Study

Selective commercial line fishing and biodiversity conservation co-exist on seamounts in a deepwater marine reserve

  • Published source details Williams A., Upston J., Green M. & Graham K. (2016) Selective commercial line fishing and biodiversity conservation co-exist on seamounts in a deepwater marine reserve. Fisheries Research, 183, 617-624

Actions

This study is summarised as evidence for the following.

Action Category

Deploy fishing gear at selected times (day/night) to avoid unwanted species

Action Link
Marine Fish Conservation

Deploy fishing gear at selected depths to avoid unwanted species

Action Link
Marine Fish Conservation
  1. Deploy fishing gear at selected times (day/night) to avoid unwanted species

    A replicated, controlled study (year not stated) of two seamount marine reserves in the South Pacific Ocean 200 km off New South Wales, Australia (Williams et al. 2016) found that selective fishing at specific times and depths avoided the unwanted catch of Harisson’s dogfish Centrophorus harrissoni in a restricted commercial blue-eye trevalla Hyperoglyphe antarctica handline fishery. Across areas, catch rates were lower (0 fish/100 hooks) during the day at seamounts 280–550 m deep (defined as being ‘non-dogfish habitat’), but not at the deeper seamounts (0.4 fish/100 hooks), compared to seamounts at 280–550 m during the night (0.1 fish/100 hooks), both of the latter defined as ‘dogfish habitat’. Catches of trevalla were highly variable but appeared slightly lower in the ‘non-dogfish’ habitat’ compared to the ‘dogfish habitat’ (non-dogfish: 8.2–34.3 fish/100 hooks, dogfish: 9.1–48.9 fish/100 hooks; data not tested for significance). Hydraulically powered handlines with 18 hooks each were deployed during 10 vessel trips 4-5 days long during the day in mid-water (depths) and deep-water (depths), and at night in mid-water. In ‘other habitat’ 1,036 handline deployments were carried out and 407 in ‘dogfish habitat’. Handlines were deployed at randomly selected positions and hauled after 5-10 minutes or until it was felt several fish had been hooked. Details of when the study took place were not provided. Fish were identified and counted.

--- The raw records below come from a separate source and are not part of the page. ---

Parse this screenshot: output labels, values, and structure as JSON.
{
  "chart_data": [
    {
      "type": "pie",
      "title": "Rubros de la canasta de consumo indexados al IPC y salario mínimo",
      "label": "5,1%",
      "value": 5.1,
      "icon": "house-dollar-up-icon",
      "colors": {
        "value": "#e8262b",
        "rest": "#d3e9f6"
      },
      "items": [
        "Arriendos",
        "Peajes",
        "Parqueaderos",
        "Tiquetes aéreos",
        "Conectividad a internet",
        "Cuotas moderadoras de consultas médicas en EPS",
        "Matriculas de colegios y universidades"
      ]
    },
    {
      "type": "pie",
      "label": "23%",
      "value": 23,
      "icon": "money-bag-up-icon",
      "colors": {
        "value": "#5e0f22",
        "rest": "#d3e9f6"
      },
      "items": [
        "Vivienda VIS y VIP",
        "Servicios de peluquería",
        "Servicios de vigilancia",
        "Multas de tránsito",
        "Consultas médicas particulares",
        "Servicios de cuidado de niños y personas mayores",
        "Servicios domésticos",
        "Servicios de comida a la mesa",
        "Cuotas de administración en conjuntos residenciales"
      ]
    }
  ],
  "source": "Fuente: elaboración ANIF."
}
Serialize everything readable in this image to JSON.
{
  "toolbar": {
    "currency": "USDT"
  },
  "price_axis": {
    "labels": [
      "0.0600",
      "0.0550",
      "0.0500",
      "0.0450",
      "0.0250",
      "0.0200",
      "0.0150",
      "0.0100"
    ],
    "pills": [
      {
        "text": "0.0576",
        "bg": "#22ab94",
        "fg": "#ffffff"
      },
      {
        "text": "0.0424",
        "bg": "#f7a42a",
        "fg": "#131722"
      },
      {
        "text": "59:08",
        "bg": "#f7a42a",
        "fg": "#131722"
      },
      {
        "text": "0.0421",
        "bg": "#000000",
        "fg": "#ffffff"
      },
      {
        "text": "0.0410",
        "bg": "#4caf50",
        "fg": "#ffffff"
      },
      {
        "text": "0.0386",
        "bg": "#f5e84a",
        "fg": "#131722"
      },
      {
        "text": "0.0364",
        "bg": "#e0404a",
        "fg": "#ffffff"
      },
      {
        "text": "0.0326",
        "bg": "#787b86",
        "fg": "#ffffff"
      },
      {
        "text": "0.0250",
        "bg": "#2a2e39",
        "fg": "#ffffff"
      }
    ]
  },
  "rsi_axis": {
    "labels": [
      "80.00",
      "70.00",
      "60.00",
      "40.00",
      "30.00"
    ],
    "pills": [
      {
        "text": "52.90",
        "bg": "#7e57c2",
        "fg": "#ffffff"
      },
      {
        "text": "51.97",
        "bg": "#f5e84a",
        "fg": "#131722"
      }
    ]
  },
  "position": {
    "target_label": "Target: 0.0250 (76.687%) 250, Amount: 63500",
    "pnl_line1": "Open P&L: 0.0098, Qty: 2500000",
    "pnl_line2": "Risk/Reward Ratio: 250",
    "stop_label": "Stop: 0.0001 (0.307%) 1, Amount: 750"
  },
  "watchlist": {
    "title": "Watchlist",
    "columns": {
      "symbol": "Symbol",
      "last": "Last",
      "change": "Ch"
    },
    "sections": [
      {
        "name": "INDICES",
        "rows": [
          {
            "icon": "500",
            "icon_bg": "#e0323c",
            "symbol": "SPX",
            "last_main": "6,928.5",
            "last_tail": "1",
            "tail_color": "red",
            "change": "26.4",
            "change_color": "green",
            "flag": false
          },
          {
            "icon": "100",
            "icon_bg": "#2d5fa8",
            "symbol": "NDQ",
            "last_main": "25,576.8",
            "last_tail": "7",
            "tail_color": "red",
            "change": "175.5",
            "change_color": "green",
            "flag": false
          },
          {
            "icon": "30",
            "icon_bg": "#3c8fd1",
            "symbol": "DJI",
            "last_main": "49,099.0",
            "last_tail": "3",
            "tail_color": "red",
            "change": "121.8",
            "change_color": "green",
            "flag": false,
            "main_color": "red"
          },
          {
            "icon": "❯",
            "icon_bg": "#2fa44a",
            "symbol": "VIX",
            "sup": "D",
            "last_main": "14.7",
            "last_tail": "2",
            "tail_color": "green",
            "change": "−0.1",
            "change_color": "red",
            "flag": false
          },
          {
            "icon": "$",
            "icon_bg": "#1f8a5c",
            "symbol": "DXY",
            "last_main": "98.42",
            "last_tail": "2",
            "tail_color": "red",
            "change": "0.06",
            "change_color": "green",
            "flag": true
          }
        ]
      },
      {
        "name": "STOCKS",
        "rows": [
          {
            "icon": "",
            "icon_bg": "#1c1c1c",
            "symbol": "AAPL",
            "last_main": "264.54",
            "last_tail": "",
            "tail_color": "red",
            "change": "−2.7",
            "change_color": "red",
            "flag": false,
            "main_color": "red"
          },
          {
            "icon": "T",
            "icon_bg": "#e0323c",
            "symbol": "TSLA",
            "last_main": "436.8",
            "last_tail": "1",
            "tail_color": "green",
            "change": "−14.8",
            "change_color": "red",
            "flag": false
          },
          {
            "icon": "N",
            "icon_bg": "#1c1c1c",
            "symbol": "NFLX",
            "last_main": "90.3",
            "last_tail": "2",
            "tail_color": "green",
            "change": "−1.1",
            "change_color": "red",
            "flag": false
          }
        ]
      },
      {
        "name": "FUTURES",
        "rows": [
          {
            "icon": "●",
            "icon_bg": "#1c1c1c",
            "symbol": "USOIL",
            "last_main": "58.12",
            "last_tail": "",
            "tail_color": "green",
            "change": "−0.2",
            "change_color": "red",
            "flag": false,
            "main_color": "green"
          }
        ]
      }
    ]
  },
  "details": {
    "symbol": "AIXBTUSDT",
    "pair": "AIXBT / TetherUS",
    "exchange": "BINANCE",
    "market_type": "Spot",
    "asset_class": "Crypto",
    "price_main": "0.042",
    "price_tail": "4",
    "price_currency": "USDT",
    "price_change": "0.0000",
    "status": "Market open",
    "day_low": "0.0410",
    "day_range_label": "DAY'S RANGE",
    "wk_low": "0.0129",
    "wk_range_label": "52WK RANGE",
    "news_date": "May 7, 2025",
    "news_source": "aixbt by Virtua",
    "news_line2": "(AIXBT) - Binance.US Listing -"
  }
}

  2. Deploy fishing gear at selected depths to avoid unwanted species

    A replicated, controlled study (year not stated) of two seamount marine reserves in the Tasman Sea, Australia (Williams et al. 2016) found that fishing at specific depths and times reduced unwanted catch of endangered Harrison’s dogfish Centrophorus harrissoni in a restricted commercial blue-eye trevalla Hyperoglyphe antarctica handline fishery. Catch rates were lower (0 fish/100 hooks) on seamounts defined as being ‘non-dogfish habitat’, combining selected depths (280–550 m) and time of day (daytime) compared to ‘dogfish habitat’ (280–550 m, night: 0.1 fish/100 hooks; 550–830 m, day: 0.4 fish/100 hooks). Catches of trevalla were highly variable but appeared slightly lower in the ‘non-dogfish’ habitat’ compared to the ‘dogfish habitat’ (non-dogfish: 8.2–34.3 fish/100 hooks, dogfish: 9.1–48.9 fish/100 hooks; data not tested for significance). Hydraulically powered handlines with 18 hooks each were deployed during 10 vessel trips 4–5 days long during the day in mid-water (280–550 m) and deep-water (550–830 m), and at night in mid-water. In ‘non-dogfish habitat’ 1,036 handline deployments were carried out and 407 deployments were in ‘dogfish habitat’. Handlines were deployed at randomly selected positions and hauled after 5–10 minutes or until it was felt several fish had been hooked. Details of when the study took place were not reported. Fish were identified and counted.